Number of pairs has fallen from 500,000 in the 1980s, to just 60,000 by 2017.
The world’s largest colony of king penguins has collapsed by almost 90 per cent over the last 35 years, new research indicates.
Aerial and satellite images of the colony living on the remote subantarctic island of Île aux Cochons, in the southern Indian Ocean, suggests the number of penguins has fallen from around 500,000 pairs in the 1980s, to just 60,000 pairs in photographs taken in 2015 and 2017.
Until now, it was regarded as the second-largest colony of penguins in the world, after one on Zavodovski Island in the South Sandwich Islands, where the slopes of an active volcano are home to around two million chinstrap penguins.
Scientists have not yet identified why the population of king penguins on Île aux Cochons has shrunk so dramatically, but they noted that it is not possible for the birds have migrated elsewhere, as there are no other islands suitable for them to inhabit within striking distance.
In a paper published in the journal Antarctic Science, the authors say “possible causes were explored but no plausible explanation for such an unprecedented decrease in penguin populations was found”.
Satellite imagery shows the extent of the penguins’ breeding area, on bare flat ground, has also reduced significantly as vegetation has recolonised the stony ground.

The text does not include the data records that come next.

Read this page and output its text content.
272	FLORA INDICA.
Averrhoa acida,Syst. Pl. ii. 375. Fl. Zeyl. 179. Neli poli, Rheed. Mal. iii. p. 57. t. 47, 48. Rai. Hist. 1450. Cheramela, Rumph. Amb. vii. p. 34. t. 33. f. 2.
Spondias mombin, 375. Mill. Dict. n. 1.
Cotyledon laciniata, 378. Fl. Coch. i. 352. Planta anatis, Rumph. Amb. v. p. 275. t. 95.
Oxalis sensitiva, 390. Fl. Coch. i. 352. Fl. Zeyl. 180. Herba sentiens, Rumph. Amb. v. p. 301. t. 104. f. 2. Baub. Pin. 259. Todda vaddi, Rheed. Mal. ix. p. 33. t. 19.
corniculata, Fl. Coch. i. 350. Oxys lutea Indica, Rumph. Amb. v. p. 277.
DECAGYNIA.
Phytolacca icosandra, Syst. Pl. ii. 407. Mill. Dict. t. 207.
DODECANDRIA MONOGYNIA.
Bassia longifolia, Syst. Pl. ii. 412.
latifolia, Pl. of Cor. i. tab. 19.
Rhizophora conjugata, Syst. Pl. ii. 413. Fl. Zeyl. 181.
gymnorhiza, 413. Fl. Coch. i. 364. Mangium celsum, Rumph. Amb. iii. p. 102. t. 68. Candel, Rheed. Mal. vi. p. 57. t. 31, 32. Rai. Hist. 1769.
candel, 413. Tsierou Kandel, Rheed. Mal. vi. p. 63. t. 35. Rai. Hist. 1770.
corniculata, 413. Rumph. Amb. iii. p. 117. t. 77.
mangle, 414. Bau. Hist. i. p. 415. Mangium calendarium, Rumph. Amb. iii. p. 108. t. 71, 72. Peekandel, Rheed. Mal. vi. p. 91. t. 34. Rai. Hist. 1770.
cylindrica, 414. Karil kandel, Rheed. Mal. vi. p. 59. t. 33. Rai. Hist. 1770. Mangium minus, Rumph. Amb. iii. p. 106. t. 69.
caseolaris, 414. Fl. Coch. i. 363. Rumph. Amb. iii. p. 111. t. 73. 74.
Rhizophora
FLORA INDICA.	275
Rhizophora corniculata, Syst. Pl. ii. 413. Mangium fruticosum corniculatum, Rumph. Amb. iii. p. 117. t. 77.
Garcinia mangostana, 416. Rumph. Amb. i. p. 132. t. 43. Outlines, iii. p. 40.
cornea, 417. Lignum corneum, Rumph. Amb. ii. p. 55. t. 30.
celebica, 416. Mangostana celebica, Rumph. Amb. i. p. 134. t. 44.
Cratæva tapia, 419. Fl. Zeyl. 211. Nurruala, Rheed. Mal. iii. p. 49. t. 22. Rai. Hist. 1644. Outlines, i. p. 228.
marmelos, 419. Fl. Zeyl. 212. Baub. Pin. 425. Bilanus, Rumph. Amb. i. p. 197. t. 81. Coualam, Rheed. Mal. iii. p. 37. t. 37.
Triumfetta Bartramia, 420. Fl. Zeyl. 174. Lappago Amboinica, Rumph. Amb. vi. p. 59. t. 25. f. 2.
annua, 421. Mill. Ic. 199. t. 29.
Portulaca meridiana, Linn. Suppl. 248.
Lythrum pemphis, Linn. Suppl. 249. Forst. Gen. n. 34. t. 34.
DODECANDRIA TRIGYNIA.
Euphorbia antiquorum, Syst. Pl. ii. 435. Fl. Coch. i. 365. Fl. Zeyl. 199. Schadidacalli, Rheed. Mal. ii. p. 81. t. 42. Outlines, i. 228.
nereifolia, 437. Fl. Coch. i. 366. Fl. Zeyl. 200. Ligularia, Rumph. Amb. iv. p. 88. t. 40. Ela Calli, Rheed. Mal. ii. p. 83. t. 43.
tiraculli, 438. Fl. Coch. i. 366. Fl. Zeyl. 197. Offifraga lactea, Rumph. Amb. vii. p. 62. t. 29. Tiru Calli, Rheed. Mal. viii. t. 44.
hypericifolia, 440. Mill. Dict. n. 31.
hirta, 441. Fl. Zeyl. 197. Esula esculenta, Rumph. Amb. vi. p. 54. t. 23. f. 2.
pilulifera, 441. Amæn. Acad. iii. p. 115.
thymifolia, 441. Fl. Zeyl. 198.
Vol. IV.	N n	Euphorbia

Though they remain unsure of the cause, the team has suggested several possible hypothesis for the “massive decline”.
The first relates to the Indian Ocean Dipole, a weather phenomenon which affects ocean temperatures, local atmosphere and rainfall. In 1997 a particularly strong event may have sent fish and squid further south, affecting the foraging capacities of the penguins, leading to poor breeding performance from which the colony has struggled to recover.
The Dipole is closely associated with El Niño events, which have been amplified by global warming.
Another theory is that the decline may have been spurred by a partial relocation of the colony from a large group on one part of the island, to a smaller, beach-based colony, first observed in 1995.
Though the paper notes that the size of this newer population – 17,000 pairs – accounts only for a fraction of the original colony.
Third, feral cats and house mice, known to be present on the Île aux Cochons, may have changed their behaviour and may have begun to attack penguin chicks. This behavioural change has been observed in the past, where mice and cats were recorded beginning to target albatross chicks.
The fourth hypothesis is that diseases or parasites which affect various species of seabirds could have hit the colony, reducing breeding success, the survival of adults and population growth rates.
However, the paper says that the extent of the collapse would be unprecedented if it were the result of disease outbreak.
The last human visit to the island was back in 1982, and the team is now planning to return to study the causes for the decline.